Adultery does not establish itself in the heart of a married woman with the promptness of a pistol-shot. Even when sympathy with another rouses feelings on first sight, a struggle always takes place, whose duration discounts the total sum of conjugal infidelities. It would be an insult to French modesty not to admit the duration of this struggle in a country so naturally combative, without referring to at least a twentieth in the total of married women; but then we will suppose that there are certain sickly women who preserve their lovers while they are using soothing draughts, and that there are certain wives whose confinement makes sarcastic celibates smile. In this way we shall vindicate the modesty of those who enter upon the struggle from motives of virtue. For the same reason we should not venture to believe that a woman forsaken by her lover will find a new one on the spot; but this discount being much more uncertain than the preceding one, we will estimate it at one-fortieth.

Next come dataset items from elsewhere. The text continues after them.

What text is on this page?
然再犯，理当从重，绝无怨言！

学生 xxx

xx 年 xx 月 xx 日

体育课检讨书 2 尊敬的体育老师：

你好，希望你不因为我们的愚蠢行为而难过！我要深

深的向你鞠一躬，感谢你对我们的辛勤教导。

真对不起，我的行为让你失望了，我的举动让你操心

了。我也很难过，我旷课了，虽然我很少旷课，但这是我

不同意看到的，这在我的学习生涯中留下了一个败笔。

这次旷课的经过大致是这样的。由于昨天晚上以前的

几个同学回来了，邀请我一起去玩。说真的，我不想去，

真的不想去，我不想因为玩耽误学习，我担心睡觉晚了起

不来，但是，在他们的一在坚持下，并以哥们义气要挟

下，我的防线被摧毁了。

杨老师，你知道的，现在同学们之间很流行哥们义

These several rebates will reduce our sum total to eight hundred thousand women, when we come to calculate the number of those who are likely to violate married faith. Who would not at the present moment wish to retain the persuasion that wives are virtuous? Are they not the supreme flower of the country? Are they not all blooming creatures, fascinating the world by their beauty, their youth, their life and their love? To believe in their virtue is a sort of social religion, for they are the ornament of the world, and form the chief glory of France.
It is in the midst of this million we are bound to investigate:
The number of honest women;
The number of virtuous women.
The work of investigating this and of arranging the results under two categories requires whole meditations, which may serve as an appendix to the present one.